Als we deze en andere punten begrijpen, leren we de tekst beter te begrijpen als we hem lezen, begrijpen we een rode draad, herkennen we dat er een verhaal wordt verteld, een zorg wordt uitgelegd. Letterlijkheid alleen is immers geen garantie voor een beter begrip – integendeel! Blinde letterlijkheid miskent taal en context. De Bijbel is geschreven in een taal, met woorden en voorbeelden uit het dagelijks leven van 2000-3500 jaar geleden. Is het Gods woord? Ja, maar het is ook het woord van de mens, namelijk Gods uitspraken in een vorm die wij kunnen begrijpen, gesproken en geschreven door mensen. We moeten dat vervagen, niet uitfaden.

In het volgende artikel over dit onderwerp zullen we een aantal bijbelpassages nader bekijken die worden aangehaald als rechtvaardiging voor mondelinge inspiratie.

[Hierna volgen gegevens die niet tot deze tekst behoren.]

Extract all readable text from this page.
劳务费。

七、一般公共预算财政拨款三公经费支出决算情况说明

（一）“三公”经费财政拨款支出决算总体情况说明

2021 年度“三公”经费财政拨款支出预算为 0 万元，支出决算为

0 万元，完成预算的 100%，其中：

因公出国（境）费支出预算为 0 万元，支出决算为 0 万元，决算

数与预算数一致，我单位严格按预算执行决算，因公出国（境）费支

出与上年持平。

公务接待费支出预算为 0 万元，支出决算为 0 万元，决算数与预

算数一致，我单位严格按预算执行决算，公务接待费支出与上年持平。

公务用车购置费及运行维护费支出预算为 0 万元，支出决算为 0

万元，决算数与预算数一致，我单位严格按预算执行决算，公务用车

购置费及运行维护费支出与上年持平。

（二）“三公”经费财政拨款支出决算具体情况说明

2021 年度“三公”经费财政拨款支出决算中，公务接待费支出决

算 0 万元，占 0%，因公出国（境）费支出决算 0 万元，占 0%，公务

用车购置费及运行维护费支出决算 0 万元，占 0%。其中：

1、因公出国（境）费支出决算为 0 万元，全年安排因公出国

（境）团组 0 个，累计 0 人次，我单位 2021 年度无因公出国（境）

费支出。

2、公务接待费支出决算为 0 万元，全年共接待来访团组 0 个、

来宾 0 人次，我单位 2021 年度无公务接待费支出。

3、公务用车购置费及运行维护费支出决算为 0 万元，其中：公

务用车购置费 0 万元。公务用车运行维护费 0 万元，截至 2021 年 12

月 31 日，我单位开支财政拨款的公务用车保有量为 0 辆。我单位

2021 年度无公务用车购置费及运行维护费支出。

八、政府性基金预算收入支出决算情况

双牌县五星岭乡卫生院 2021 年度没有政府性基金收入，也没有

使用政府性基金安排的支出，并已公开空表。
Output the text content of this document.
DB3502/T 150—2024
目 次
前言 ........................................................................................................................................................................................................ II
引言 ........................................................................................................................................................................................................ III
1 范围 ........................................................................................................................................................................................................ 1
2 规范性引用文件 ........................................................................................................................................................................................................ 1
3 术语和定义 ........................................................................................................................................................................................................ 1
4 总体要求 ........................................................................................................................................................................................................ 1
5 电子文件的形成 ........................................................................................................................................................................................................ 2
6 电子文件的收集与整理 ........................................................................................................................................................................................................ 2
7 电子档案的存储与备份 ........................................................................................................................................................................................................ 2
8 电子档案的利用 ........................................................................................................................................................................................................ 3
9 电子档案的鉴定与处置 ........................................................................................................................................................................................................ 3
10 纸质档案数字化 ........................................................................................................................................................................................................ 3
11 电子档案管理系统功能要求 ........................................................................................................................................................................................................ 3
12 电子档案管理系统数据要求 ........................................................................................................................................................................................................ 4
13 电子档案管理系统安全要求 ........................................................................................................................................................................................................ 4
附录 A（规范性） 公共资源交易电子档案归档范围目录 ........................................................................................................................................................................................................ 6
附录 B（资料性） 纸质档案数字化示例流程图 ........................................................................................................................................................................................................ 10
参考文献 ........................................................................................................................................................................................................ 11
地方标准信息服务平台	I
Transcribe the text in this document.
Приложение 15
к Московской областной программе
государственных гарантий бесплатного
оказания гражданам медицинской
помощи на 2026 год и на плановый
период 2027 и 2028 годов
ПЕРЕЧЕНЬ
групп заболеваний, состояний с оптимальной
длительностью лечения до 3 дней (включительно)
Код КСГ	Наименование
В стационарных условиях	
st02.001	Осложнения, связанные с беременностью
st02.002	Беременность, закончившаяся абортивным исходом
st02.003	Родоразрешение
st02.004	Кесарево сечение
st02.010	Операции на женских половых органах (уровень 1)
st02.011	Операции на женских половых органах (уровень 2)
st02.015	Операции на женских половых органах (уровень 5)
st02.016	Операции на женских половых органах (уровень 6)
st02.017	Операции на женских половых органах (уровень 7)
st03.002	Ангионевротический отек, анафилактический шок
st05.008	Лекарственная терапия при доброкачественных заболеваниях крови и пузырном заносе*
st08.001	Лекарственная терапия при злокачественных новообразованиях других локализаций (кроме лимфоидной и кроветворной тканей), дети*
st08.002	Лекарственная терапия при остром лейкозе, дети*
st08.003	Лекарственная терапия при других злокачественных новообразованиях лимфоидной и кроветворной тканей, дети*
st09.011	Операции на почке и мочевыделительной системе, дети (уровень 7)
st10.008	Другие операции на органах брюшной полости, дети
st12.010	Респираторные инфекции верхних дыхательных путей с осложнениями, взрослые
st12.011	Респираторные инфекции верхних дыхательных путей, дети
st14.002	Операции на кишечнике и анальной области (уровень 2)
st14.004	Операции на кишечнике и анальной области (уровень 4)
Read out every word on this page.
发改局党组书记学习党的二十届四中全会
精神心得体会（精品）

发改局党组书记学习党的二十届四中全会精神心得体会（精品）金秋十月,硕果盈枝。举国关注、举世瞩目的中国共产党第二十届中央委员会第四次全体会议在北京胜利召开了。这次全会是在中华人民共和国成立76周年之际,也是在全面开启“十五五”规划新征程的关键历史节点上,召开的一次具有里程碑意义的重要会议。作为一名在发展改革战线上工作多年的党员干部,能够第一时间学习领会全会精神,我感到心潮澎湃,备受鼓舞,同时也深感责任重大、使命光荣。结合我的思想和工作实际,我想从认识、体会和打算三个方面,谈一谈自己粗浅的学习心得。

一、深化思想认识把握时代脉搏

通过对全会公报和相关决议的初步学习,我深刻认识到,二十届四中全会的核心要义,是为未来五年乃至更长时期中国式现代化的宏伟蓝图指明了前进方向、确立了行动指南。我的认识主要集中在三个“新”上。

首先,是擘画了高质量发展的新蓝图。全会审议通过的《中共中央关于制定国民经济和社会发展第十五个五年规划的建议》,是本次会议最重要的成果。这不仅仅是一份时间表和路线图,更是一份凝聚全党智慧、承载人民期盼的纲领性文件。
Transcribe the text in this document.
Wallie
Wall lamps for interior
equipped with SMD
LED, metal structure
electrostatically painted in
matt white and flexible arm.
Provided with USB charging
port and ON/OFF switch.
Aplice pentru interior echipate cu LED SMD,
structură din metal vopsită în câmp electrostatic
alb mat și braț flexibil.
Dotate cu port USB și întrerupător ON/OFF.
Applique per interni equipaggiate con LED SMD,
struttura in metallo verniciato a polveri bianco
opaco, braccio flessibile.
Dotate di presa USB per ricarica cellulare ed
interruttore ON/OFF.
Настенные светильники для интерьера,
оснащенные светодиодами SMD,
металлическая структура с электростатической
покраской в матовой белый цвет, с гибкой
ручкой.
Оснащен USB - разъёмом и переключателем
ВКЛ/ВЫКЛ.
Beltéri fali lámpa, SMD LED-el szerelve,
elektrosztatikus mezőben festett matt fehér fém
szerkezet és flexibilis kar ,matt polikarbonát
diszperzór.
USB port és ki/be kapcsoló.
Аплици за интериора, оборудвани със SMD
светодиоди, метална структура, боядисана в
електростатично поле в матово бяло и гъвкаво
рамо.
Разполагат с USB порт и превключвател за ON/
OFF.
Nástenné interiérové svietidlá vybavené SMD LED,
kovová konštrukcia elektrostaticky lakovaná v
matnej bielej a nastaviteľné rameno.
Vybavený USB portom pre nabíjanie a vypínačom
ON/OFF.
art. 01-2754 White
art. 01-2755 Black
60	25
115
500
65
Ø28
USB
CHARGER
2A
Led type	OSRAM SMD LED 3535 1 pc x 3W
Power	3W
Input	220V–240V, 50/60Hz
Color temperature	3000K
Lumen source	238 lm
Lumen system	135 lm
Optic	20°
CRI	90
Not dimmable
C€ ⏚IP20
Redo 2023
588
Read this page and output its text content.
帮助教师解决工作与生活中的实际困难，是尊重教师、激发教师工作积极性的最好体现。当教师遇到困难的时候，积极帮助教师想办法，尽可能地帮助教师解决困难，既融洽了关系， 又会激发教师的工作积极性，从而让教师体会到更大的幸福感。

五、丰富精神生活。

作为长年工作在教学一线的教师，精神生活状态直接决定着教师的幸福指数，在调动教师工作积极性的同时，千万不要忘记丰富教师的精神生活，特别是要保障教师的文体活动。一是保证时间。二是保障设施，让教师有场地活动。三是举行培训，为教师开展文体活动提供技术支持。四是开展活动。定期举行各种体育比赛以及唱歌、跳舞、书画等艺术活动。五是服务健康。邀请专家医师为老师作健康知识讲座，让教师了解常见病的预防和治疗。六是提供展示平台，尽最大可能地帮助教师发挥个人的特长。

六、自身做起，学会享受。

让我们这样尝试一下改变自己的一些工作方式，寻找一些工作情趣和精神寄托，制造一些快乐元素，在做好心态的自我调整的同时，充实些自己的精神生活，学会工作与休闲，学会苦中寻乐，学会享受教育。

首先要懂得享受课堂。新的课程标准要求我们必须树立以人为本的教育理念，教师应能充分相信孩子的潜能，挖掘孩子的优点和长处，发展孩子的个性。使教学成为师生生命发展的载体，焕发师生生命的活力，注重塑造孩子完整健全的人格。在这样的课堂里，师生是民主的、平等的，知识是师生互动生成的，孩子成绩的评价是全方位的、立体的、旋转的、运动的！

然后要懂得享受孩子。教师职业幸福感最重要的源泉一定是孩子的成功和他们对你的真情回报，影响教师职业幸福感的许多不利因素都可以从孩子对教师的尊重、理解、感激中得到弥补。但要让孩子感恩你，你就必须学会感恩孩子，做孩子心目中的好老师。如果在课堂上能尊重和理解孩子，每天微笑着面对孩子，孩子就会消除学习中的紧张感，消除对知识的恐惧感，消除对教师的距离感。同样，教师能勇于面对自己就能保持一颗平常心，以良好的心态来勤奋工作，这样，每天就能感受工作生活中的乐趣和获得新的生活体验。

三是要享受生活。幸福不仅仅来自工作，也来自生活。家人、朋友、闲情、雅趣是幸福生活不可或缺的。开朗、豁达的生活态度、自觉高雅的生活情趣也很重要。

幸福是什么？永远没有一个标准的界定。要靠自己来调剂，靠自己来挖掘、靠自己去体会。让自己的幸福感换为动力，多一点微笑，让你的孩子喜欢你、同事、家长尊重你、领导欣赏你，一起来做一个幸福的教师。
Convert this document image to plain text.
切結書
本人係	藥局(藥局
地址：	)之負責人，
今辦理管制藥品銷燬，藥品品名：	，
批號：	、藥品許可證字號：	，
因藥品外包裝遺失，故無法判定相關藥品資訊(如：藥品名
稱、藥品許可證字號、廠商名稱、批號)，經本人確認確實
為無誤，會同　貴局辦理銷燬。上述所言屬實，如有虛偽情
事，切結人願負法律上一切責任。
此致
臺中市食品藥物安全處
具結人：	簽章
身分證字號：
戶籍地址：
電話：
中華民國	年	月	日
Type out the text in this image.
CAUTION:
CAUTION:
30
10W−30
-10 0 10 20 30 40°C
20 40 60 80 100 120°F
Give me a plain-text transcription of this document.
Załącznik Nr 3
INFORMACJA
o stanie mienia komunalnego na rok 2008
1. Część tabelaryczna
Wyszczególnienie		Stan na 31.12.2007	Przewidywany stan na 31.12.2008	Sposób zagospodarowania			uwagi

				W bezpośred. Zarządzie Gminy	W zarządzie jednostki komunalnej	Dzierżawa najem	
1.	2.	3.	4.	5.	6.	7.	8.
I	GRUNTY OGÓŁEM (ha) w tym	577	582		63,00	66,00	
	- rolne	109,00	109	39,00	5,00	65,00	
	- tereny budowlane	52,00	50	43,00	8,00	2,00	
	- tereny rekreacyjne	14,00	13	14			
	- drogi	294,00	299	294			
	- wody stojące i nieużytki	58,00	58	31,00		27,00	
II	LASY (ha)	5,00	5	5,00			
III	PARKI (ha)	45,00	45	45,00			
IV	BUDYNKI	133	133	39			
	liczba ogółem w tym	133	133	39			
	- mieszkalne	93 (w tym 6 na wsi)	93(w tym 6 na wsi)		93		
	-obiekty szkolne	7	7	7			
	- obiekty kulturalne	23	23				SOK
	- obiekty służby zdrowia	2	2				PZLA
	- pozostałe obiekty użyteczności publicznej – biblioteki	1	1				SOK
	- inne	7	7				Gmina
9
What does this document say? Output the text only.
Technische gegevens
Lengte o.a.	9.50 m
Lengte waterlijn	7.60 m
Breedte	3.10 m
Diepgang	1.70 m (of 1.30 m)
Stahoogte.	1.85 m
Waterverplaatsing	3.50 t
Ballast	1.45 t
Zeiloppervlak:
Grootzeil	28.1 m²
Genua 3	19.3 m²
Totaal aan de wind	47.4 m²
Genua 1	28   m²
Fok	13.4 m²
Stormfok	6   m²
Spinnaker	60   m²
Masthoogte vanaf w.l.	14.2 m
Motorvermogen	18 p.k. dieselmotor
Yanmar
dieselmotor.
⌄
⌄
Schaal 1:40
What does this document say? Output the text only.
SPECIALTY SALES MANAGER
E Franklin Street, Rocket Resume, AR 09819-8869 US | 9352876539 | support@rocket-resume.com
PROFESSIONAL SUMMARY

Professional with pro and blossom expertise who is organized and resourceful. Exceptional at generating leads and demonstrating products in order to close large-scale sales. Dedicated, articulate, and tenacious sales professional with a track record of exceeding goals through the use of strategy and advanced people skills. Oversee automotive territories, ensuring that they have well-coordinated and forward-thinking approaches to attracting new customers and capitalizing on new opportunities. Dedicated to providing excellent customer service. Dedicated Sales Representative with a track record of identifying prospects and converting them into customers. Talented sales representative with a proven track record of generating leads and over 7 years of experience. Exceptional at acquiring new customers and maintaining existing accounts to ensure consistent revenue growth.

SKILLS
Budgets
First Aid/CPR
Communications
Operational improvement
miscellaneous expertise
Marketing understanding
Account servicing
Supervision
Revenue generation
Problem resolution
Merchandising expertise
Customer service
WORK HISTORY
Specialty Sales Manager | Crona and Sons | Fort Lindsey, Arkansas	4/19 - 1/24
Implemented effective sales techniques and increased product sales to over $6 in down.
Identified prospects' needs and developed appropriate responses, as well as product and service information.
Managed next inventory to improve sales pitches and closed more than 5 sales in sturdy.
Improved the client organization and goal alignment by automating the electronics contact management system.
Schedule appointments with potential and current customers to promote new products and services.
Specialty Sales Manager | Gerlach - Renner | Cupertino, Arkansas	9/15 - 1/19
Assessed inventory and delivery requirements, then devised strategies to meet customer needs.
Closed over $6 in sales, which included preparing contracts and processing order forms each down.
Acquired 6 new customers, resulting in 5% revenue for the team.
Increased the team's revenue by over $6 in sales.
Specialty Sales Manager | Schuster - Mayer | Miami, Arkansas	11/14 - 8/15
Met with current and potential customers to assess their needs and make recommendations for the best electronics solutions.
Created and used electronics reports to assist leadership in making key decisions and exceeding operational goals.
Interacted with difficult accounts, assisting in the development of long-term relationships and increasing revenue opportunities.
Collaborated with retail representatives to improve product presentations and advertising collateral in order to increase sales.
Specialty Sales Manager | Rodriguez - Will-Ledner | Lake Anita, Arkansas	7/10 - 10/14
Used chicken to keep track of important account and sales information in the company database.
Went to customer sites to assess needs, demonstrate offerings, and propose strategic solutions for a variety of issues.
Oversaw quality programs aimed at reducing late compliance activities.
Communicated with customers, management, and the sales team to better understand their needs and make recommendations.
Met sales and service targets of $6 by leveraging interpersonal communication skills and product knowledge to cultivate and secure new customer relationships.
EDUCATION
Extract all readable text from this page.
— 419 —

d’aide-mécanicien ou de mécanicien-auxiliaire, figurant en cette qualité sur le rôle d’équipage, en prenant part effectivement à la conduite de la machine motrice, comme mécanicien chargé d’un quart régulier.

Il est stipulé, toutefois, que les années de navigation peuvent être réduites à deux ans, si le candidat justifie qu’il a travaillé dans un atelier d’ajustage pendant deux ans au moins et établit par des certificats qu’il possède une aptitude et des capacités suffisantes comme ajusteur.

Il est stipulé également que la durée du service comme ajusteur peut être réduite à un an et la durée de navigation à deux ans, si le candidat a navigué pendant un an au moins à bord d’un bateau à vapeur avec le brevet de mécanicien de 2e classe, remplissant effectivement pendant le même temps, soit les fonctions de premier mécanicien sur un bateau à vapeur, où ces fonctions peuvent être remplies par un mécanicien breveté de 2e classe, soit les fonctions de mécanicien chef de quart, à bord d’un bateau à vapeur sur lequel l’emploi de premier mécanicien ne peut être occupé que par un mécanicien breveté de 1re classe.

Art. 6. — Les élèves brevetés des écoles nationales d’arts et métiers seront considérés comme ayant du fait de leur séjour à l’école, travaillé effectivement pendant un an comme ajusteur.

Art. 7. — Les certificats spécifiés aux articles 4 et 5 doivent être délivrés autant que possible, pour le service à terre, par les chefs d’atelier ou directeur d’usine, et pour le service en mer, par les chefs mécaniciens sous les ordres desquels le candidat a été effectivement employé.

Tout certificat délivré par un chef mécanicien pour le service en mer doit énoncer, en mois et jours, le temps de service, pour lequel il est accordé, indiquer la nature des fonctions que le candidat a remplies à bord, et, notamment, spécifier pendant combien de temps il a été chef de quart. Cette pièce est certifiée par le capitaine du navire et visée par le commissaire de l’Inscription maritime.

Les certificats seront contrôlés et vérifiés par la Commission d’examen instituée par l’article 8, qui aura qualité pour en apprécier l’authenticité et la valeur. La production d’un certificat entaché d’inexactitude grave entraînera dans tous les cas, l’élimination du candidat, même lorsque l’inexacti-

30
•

Is de Bijbel betrouwbaar? 2

Verdieping

  • Was dit bericht nuttig? Waarom (niet)?
  • Leestip: Siegfried Zimmer, “Schaadt bijbelwetenschap het geloof?”. Verduidelijking van een conflict.
    ISBN 978-3-525-57306-8. Ook verkrijgbaar als e-book: ISBN 978-3-647-57306-9.
  • Moderne bijbelwetenschap is ook berucht als “bijbelkritisch”. Hoe wordt dit gezien in jouw gemeenschap? Is dit in detail gerechtvaardigd? Is er onweer tegen “de liberalen”? Of kijk je neer op de “fundies”?
  • Er zijn zeker kritische stemmen te horen over de moderne bijbelwetenschap, zoals die van de theoloog Eta Linnemann.
  • In tegenstelling tot het Bijbelse geloof kan er een geloof in de wetenschap zijn. Zijn dit de twee alternatieven die we hebben? Of spreekt de Bijbel zelf over iets anders? Wat is eigenlijk het object van ons geloof?
  • Historisch-kritische theologie is ontstaan in Duitsland. Maar ook in andere landen is er bijbelwetenschap. Differentiatie: Veel mensen hebben de Bijbel wetenschappelijk behandeld met wisselende resultaten. Ken je andere standpunten?